Valor diagnóstico das aminotransferases plasmáticas
As aminotransferases, são normalmente enzimas intracelulares, de modo que os baixos níveis observados no plasma, representam a liberação de conteúdos celulares durante a renovação celular normal. A presença de níveis plasmáticos elevados de aminotransferases indica lesão em células, ricas nessas enzimas. Por exemplo o trauma físico ou um processo patológico, podemcausar lise celular, resultando na liberação dessas enzimas para o sangue. Tanto a AST como a ALT, são de valor diagnóstico especial, quando aparecem elevadas no plasma e isso acontece acontece nas seguintes situações: 

1- Doença hepática:
Os níveis de AST e ALT estão elevados em quase todas as doenças hepáticas mas estão especialmente elevadas nas doenças que causam necrose celular, como na hepatite viral, lesão tóxica e colapso circulatório prolongado. A ALT é mais específica do que a AST para as doenças hepáticas mas a AST é mais sensível, pois o fígado contém maior quantidade dessa enzima.

2- Doença não hepática:
As aminotransferases podem estar elevadas em doenças não hepáticas, como no infarto do miocárdio e doenças musculares. Essas doenças, no entanto, são em geral clínicamente distintas das doenças hepáticas.
    B)- DESAMINAÇÃO: a glutamato desidrogenase.

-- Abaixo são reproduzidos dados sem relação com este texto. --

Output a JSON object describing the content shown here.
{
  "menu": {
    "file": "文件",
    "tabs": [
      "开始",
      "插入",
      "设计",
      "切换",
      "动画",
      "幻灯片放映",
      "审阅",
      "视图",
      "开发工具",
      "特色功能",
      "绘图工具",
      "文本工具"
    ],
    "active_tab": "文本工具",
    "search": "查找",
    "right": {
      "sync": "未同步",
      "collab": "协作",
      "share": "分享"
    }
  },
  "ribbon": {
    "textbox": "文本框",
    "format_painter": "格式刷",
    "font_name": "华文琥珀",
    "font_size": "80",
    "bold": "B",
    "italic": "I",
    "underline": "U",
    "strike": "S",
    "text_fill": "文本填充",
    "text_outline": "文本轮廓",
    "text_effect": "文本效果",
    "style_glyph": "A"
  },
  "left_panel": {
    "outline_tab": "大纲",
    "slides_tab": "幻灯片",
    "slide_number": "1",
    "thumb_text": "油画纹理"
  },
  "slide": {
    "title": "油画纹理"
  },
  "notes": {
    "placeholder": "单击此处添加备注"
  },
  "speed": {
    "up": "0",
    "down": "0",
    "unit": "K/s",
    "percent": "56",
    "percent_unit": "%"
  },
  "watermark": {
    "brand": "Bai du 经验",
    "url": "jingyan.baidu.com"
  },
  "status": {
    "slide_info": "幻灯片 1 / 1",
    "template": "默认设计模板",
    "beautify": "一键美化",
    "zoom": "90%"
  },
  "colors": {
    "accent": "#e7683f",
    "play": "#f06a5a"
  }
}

    A desaminação oxidativa consiste na remoção do grupo amino de um aminoácido, sob a forma de amônia livre. Esta reacção é catalizada pela enzima glutamato desidrogenase e ocorre principalmente no fígado e no rim. As reacções de desaminação fornecem alfa-cetoácidos que podem entrar nas vias centrais do metabolismo energético, e amónia que serve para a sintese da ureia Ver figura). 
    Figura: Reacção de desaminação oxidativa:  Formação do alfa-cetoglutarato e amónia livre, a partir do glutamato.

    A glutamato desidrogenase
    Como descrito anteriormente, os grupos amino da maioria dos aminoácidos são no fim transferidos para o alfa–cetoglutarato, para a sínstese do glutamato, por meio da transaminação. O glutamato é especial porque é o único aminoácido que sofre rápida desaminação oxidativa – uma reacção catalisada pela enzima glutamato desidrogenase (ver figura).
    Portanto, a acção da transaminação, resulta na coleta de grupos amino de outros aminoácidos que são inseridos no a-cetoglutarato, produzindo glutamato). A reacção de desaminação oxidativa subsequente desse glutamato, regenera o a-cetoglutarato e fornece uma via pela qual os grupos amino da maioria dos aminoácidos podem ser liberados como amónia (figura).
    A glutamato desidrogenase, tem as seguintes características: 

    1- Coenzimas:
    A glutamato desidrogenase pode utilizar tanto o NAD+ como o NADP+ como coenzima. O NAD+ é utilizado na reacção de desaminação oxidativa, enquanto que o NDP+ é utilizado na aminação redutora, isto é, no ganho de amónia com redução do esqueleto carbonado, para formar glutamato.  

    2- Sentido da reacção:
    O sentido da reacção depende das concentrações relativas do glutamato, a-cetoglutarato e amónia e da razão das coenzimas oxidadas e reduzidas. Por exemplo, após a ingestão de uma refeição contendo proteínas os níveis de glutamato no fígado são elevados e a reacção ocorre no sentido de degradação de aminoácidos e da formação de amónia. Esta reacção também pode ser utilizada para sintetizar aminoácidos a partir de a-cetoácidos correspondentes.